By calculating the sum of each brightness, it is possible to take advantage of the effect of multiple light sources, and it is possible to perform shading display using multiple light sources, as well as to display shading using multiple light sources when the display figure is made up of multiple parts with different reflection coefficients. It is possible to provide a multi-light source shading device that can perform shading and has excellent functions while eliminating the drawbacks of the prior art described above.

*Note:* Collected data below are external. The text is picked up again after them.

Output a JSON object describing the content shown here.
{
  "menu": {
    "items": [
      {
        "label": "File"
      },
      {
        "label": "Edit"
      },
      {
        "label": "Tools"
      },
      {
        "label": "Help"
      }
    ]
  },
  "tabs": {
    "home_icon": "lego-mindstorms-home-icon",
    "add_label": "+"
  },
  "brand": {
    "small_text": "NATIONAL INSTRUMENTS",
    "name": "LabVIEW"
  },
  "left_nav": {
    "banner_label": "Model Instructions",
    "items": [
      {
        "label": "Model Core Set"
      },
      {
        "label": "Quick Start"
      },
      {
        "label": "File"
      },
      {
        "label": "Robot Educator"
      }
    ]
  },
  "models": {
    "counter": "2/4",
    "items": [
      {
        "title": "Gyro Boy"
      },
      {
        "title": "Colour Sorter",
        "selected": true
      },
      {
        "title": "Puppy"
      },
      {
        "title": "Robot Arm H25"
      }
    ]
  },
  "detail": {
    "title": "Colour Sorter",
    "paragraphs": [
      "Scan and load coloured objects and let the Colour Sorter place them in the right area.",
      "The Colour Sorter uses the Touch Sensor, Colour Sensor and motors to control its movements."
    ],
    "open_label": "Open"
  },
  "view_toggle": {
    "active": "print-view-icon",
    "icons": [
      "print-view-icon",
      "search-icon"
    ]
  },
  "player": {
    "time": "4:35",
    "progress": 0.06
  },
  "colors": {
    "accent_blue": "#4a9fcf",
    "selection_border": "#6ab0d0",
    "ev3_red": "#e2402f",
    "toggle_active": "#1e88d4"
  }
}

[Brief explanation of drawings]

Figure 1 is a block diagram showing the overall configuration of an embodiment of the present invention, Figure 2 is a schematic diagram of a light reflection model when there is one light source, and Figure 3 is a light reflection model when there are two light sources. FIG. 4 is a block diagram showing the overall configuration of a shading device according to the prior art. 100: Host computer 200: Coordinate conversion processor 300: Pixel generation processors 410-421: Inner product generation processor 430: Registers 510-561: Brightness tables 610-630: Adders 710-730: Frame buffers 810-8.30: DA conversion Device 90: CRT monitor. ,′− 1′

Claims (1)

[Claims] 1. In displaying the outer shape of a three-dimensional figure, as a means for determining the brightness of each point as a function of vectors in the normal direction and light source direction of each point constituting the figure, the method uses the vector inner product. In a multi-light source shading device having a table holding a set of luminance data pre-calculated corresponding to a set of vector dot products of an expected range, searched based on
The table is provided corresponding to each light source, these values are searched by the inner product value for each light source, and the brightness is calculated by the sum of the values, thereby making it possible to display shading of a three-dimensional figure using a plurality of light sources. A multiple light source shading device featuring: 2. The multiple light source shading device according to claim 1, characterized in that when the surface of the three-dimensional figure has different reflection coefficients depending on the part, a brightness data table for the different reflection coefficients is provided. A multiple light source shading device. 3. In the multiple light source shading device according to claim 2, when there are many portions with different reflection coefficients and the table size to be prepared becomes too large, tables that are used less frequently are combined into one. , a multiple light source shading device characterized by having means for withholding the contents when necessary.